Little One has been soaring through a superhero phase recently.  She says, "I'm not Little One. IIIII'mmmm SUPER!" And one fist plowing ahead of Her body, She zooms around the house.  When She takes on a challenge like carrying something heavy or being dared to clean up the playroom in "world record time", She pumps that fist into the air and dives into Her task, singing of course (this IS Little One we're talking about), "I am super I am smart I am really really fast! I am strong I am super I can do every-thing! I can throw the bear up high, catch it-and-put it-away, I can pick up all the blocks faster than-you-ever-seen! YES I CAN!!!"
Since thus far She has used the power of super-self-esteem for Good, I frankly am pleased to see my tiny daughter filled with confidence.  I watch Her and think, please let this vast store of confidence last through puberty, at least, if not for life.  It gives me a sense of peace in a part of my heart that can get very anxious as the mother of daughters.
So at first I wasn't sure how to reply.
Little One wanted me to set up a racecourse and time Her good running. So She could show me how fast She is.  We marked it off with sandbox toys and each time I shouted "Go!" She took off with all Her might.  At the end, She collapsed into my lap triumphantly.
"Mom! Was that the fastest running you ever seen? Was that the best race running?!"
I grinned at Her and nodded, "that was some super fast running!"
"Yeah!"
She was quiet for a moment, then.  She started kicking restlessly at a pebble.
"We'll, you know mom.  That's fun for pretend.  I'm not really the best runner though.  All the kids in my class are faster than me.  I never catch them at recess time."
She looked at me almost apologetically, like She was trying to break something to me gently.
"I'm not REALLY the best mommy. The other kids are bester."
My Little One is full of talents and abilities.  And childhood is full of the joy of embodying a limitless potential.  I want to nurture those things in my children, I want them to shoot for any stars they take a shine to.  Of course, reality is that no one is the very best, by human comparison, at everything.  For a little body that struggles to grow just enough to get on the growth chart, there may be athletic feats that come harder for Her than others, and truly all achievements come with their challenges, no matter what inborn gifts a person carries.
How do I, as a parent, raise them to be fearless and confident and appreciative of their strengths without setting them up for disappointment when they aren't effortlessly the "best" at all they try?
I don't know, Peanuts!

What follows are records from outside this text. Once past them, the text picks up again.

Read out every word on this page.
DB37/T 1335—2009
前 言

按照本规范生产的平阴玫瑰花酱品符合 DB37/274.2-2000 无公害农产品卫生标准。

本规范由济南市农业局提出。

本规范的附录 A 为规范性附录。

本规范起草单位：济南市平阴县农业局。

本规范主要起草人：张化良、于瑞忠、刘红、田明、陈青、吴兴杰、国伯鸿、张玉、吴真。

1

But awhile later, at bedtime, when Little One voiced a similar lament, I had to at least answer. 
I told Her that to me She and Miss would always be the Best, because I love them so much that I like the way they do things more than any other way.  They do things with a style that is unique to them, and that makes them the Best to me. I wanted Her to know that I am genuine in my praise, and that She will always have a number one fan.
But I also wanted Her to judge Herself according to things She can control Herself.

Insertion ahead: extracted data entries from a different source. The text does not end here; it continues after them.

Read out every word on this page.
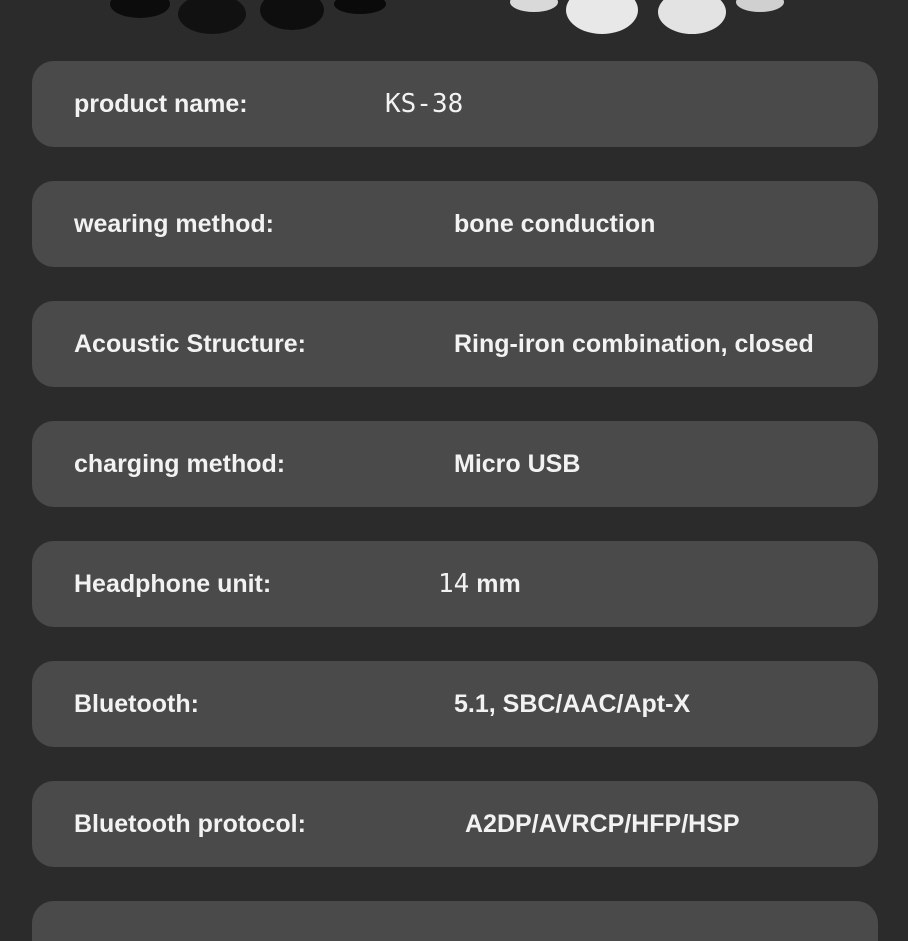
product name:	KS-38
wearing method:	bone conduction
Acoustic Structure:	Ring-iron combination, closed
charging method:	Micro USB
Headphone unit:	14 mm
Bluetooth:	5.1, SBC/AAC/Apt-X
Bluetooth protocol:	A2DP/AVRCP/HFP/HSP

"You know, Little One.  You might not always be the very strongest or biggest or fastest. But. You
can be the toughest. You can be the kindest.  You can be the one who tries the hardest and doesn't give up.  And so you can always be your best."
Little One smiled and squeezed me and told me that I am the best Mommy in the world.
Like all forms of "Best", that is certainly a subjective title.  But I hope She will somehow learn what was so clear to me in that moment.
That while I might not be famous or have a particularly impressive resume or trophy collection, I prize being the Best Mommy In The World for one moment to one four-year-old more that I would an Olympic Medal.
We can't be the Best at everything, all the time.  But if we try really hard (and have our fair share of luck), we can be the Best, sometimes, at what matters to us most. 
What could really be better than that?